Oct 25 2009
Fun Science Fact: Prairie Voles Learn to Love
Any animal with a brain can learn. You might say that that is what a brain is for. If learning wasn’t necessary, all behavior could be “hard-wired.”
What type of things do animals learn? You name it. Where food is, how to collect it and prepare it . . . which type of environments/situations to flee from . . . which you can risk . . . what type of novel twist to your kind’s mating dance best attracts the ladies . . . etc.
Earlier this year, research into the behavior of prairie voles revealed that the experience of young voles influences their later bonding behavior.
(Did I take too great a poetic license by referring to bonding as love in my title?)

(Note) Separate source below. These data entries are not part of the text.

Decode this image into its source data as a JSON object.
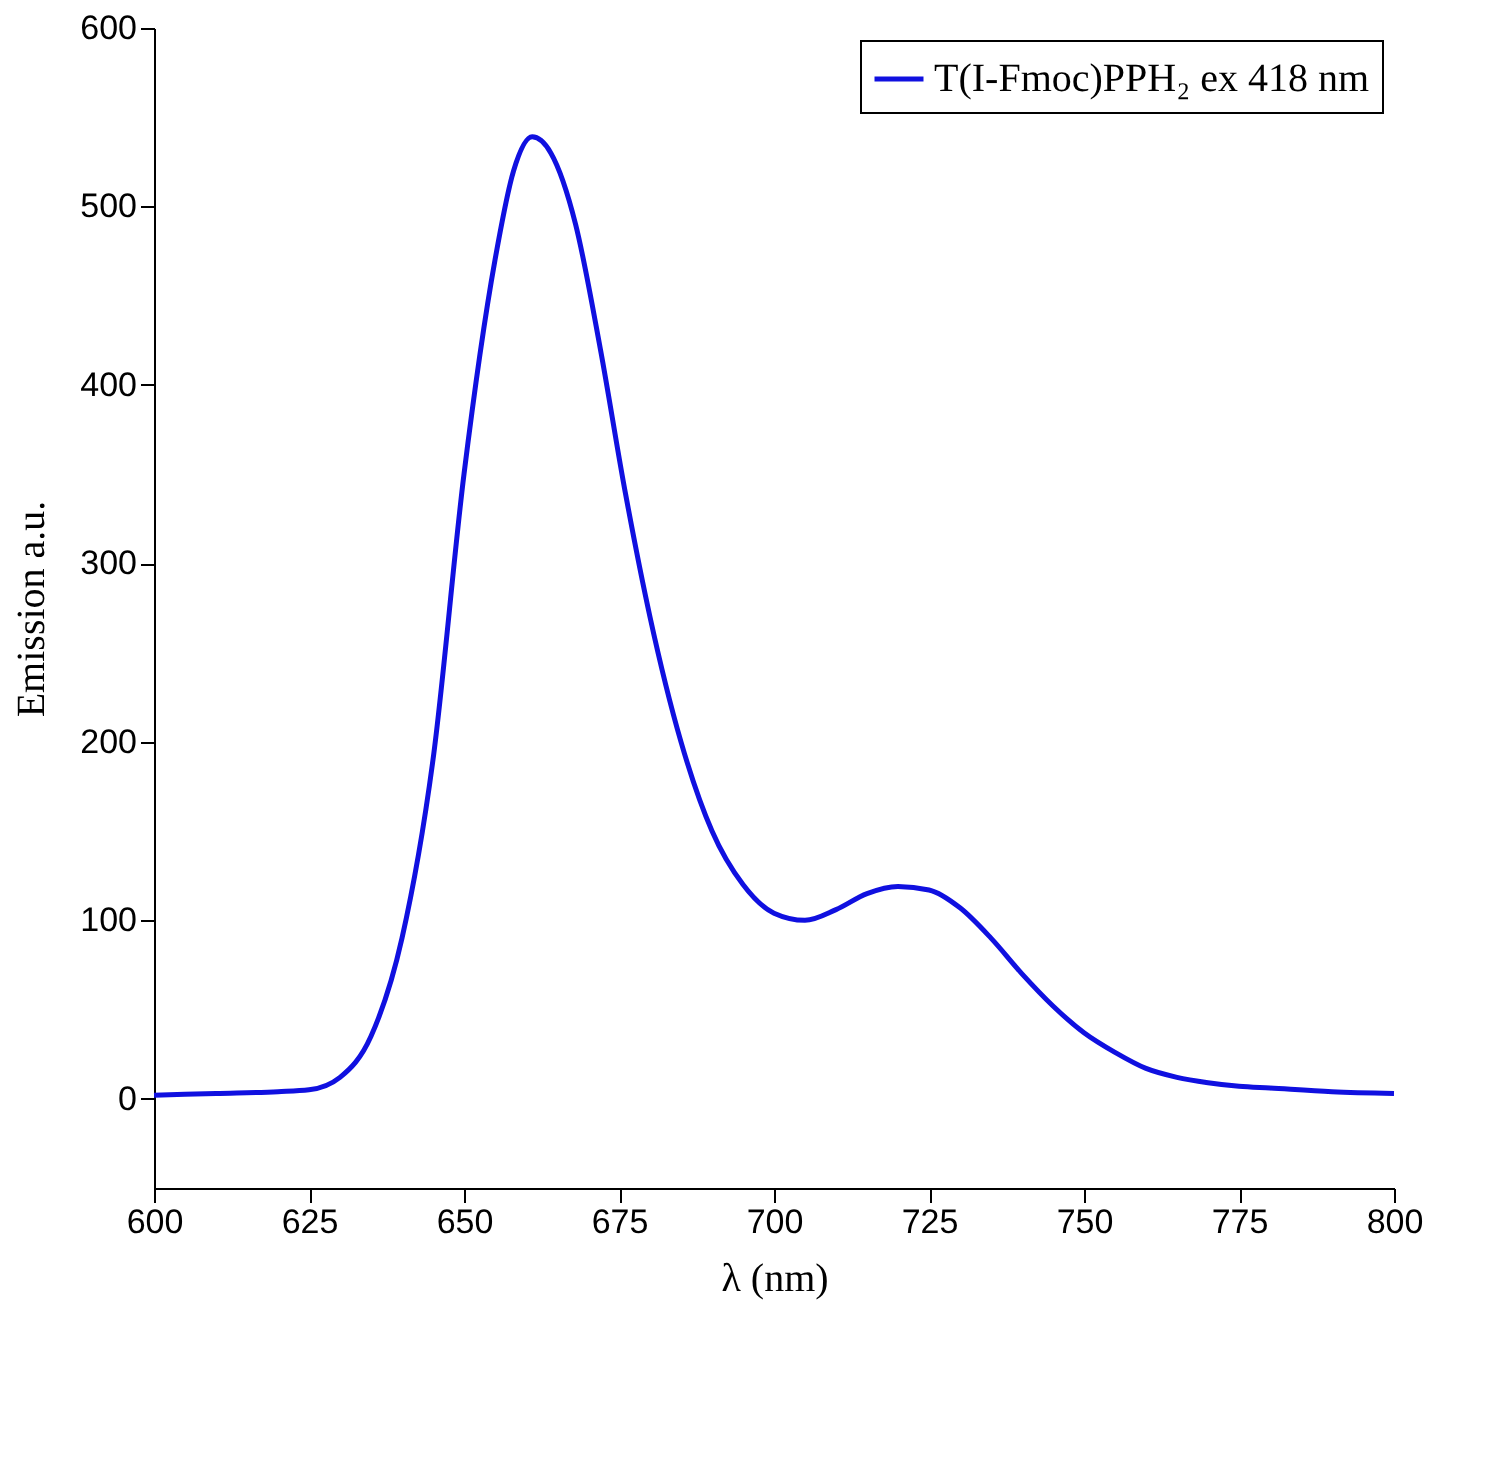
{
  "chart_data": {
    "type": "line",
    "xlabel": "λ (nm)",
    "ylabel": "Emission a.u.",
    "x": [
      600,
      610,
      620,
      625,
      630,
      635,
      640,
      645,
      650,
      655,
      658,
      661,
      664,
      668,
      672,
      676,
      680,
      685,
      690,
      695,
      700,
      705,
      710,
      715,
      720,
      725,
      730,
      735,
      740,
      745,
      750,
      755,
      760,
      765,
      770,
      775,
      780,
      790,
      800
    ],
    "series": [
      {
        "name": "T(I-Fmoc)PPH₂ ex 418 nm",
        "color": "#1010e0",
        "values": [
          2,
          3,
          4,
          5,
          12,
          35,
          90,
          190,
          350,
          470,
          520,
          539,
          530,
          490,
          420,
          340,
          270,
          200,
          150,
          120,
          104,
          100,
          106,
          115,
          119,
          117,
          107,
          90,
          70,
          52,
          37,
          26,
          17,
          12,
          9,
          7,
          6,
          4,
          3
        ]
      }
    ],
    "xlim": [
      600,
      800
    ],
    "ylim": [
      -50,
      600
    ],
    "xticks": [
      600,
      625,
      650,
      675,
      700,
      725,
      750,
      775,
      800
    ],
    "yticks": [
      0,
      100,
      200,
      300,
      400,
      500,
      600
    ],
    "grid": false,
    "legend": "top right",
    "line_style": "solid",
    "marker": "none"
  }
}
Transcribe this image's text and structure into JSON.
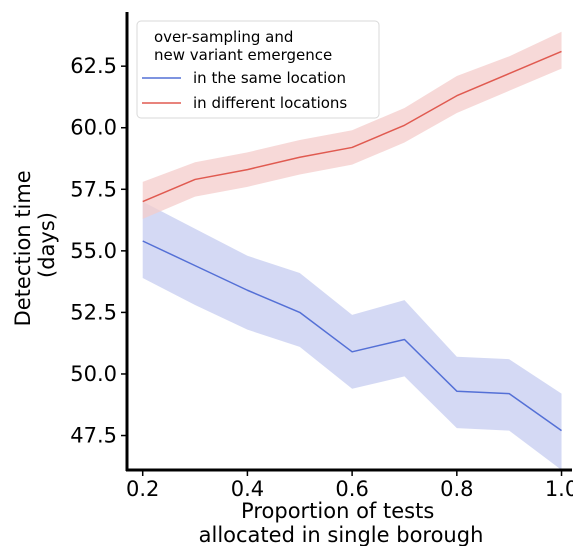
{
  "chart_data": {
    "type": "line",
    "xlabel": [
      "Proportion of tests",
      "allocated in single borough"
    ],
    "ylabel": [
      "Detection time",
      "(days)"
    ],
    "xlim": [
      0.17,
      1.02
    ],
    "ylim": [
      46.1,
      64.7
    ],
    "x_ticks": [
      0.2,
      0.4,
      0.6,
      0.8,
      1.0
    ],
    "x_tick_labels": [
      "0.2",
      "0.4",
      "0.6",
      "0.8",
      "1.0"
    ],
    "y_ticks": [
      47.5,
      50.0,
      52.5,
      55.0,
      57.5,
      60.0,
      62.5
    ],
    "y_tick_labels": [
      "47.5",
      "50.0",
      "52.5",
      "55.0",
      "57.5",
      "60.0",
      "62.5"
    ],
    "grid": false,
    "legend": {
      "title": [
        "over-sampling and",
        "new variant emergence"
      ],
      "placement": "top-left"
    },
    "series": [
      {
        "name": "in the same location",
        "color": "#5470d6",
        "band_color": "#c6ccf0",
        "x": [
          0.2,
          0.3,
          0.4,
          0.5,
          0.6,
          0.7,
          0.8,
          0.9,
          1.0
        ],
        "y": [
          55.4,
          54.4,
          53.4,
          52.5,
          50.9,
          51.4,
          49.3,
          49.2,
          47.7
        ],
        "lower": [
          53.9,
          52.8,
          51.8,
          51.1,
          49.4,
          49.9,
          47.8,
          47.7,
          46.1
        ],
        "upper": [
          57.0,
          55.9,
          54.8,
          54.1,
          52.4,
          53.0,
          50.7,
          50.6,
          49.2
        ]
      },
      {
        "name": "in different locations",
        "color": "#e05a50",
        "band_color": "#f4cccb",
        "x": [
          0.2,
          0.3,
          0.4,
          0.5,
          0.6,
          0.7,
          0.8,
          0.9,
          1.0
        ],
        "y": [
          57.0,
          57.9,
          58.3,
          58.8,
          59.2,
          60.1,
          61.3,
          62.2,
          63.1
        ],
        "lower": [
          56.3,
          57.2,
          57.6,
          58.1,
          58.5,
          59.4,
          60.6,
          61.5,
          62.4
        ],
        "upper": [
          57.8,
          58.6,
          59.0,
          59.5,
          59.9,
          60.8,
          62.1,
          62.9,
          63.9
        ]
      }
    ]
  }
}
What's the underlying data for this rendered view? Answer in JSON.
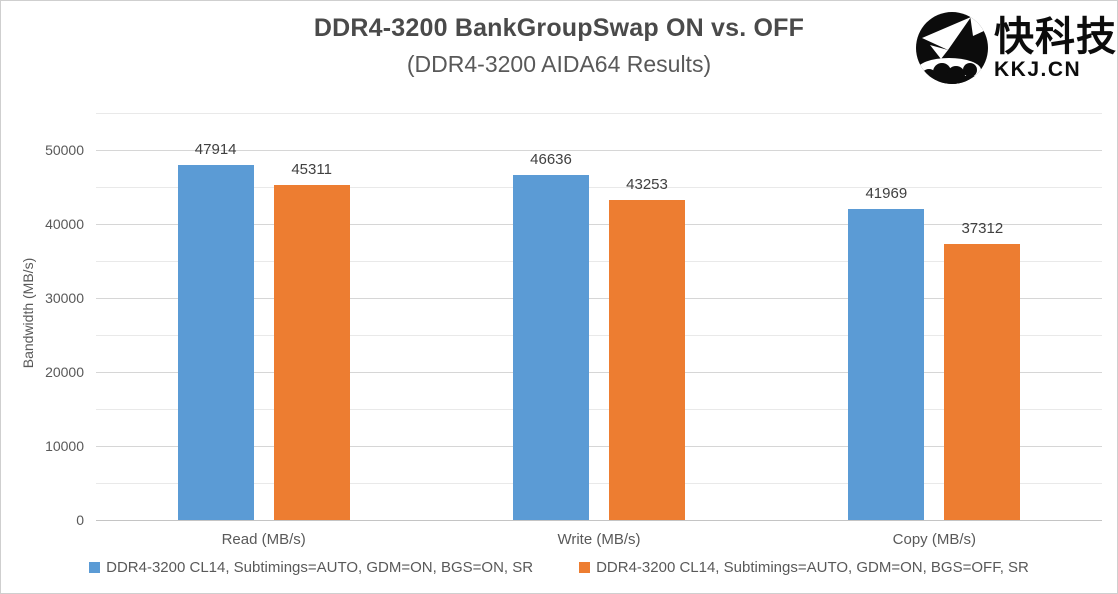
{
  "header": {
    "title": "DDR4-3200 BankGroupSwap ON vs. OFF",
    "subtitle": "(DDR4-3200 AIDA64 Results)"
  },
  "logo": {
    "cn_text": "快科技",
    "domain": "KKJ.CN",
    "icon": "paper-plane-badge-icon",
    "color": "#0c0c0c"
  },
  "chart_data": {
    "type": "bar",
    "title": "DDR4-3200 BankGroupSwap ON vs. OFF",
    "subtitle": "(DDR4-3200 AIDA64 Results)",
    "categories": [
      "Read (MB/s)",
      "Write (MB/s)",
      "Copy (MB/s)"
    ],
    "series": [
      {
        "name": "DDR4-3200 CL14, Subtimings=AUTO, GDM=ON, BGS=ON, SR",
        "color": "#5B9BD5",
        "values": [
          47914,
          46636,
          41969
        ]
      },
      {
        "name": "DDR4-3200 CL14, Subtimings=AUTO, GDM=ON, BGS=OFF, SR",
        "color": "#ED7D31",
        "values": [
          45311,
          43253,
          37312
        ]
      }
    ],
    "xlabel": "",
    "ylabel": "Bandwidth (MB/s)",
    "ylim": [
      0,
      55000
    ],
    "yticks": [
      0,
      10000,
      20000,
      30000,
      40000,
      50000
    ],
    "minor_tick_step": 5000,
    "grid": true,
    "legend_position": "bottom",
    "data_labels": true
  }
}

In Yerkes researchers show early life nurturing impacts later life relationships I learned of an experiment performed on voles. The researchers controlled the social experiences of the pup voles this way: one group was raised by just the mother. The other by both parents. The results: the pups experienced different levels of attention/care, and these experiences translated into altered social bonding in their adulthood. Co-author Todd Ahern spells out the particulars -
SM-raised ["single mother"] pups were slower to make life-long partnerships, and they showed less interest in nurturing pups in their communal families.
Oh-oh. I can hear the fundamentalists rushing to apply this finding to humans. See, Murphy Brown and all single mothers are doing their children a disservice! (Of course, when it comes to human beings there are likely many more variables involved. One question I have is what the difference would be between being raised by a happier single mother and a less-happy mother bonded with a male of unknown characteristics.)
Nonetheless, this is a fascinating finding. Yes, when understanding animal behavior, genes certainly play an essential role. Yet there is more to behavior than genes.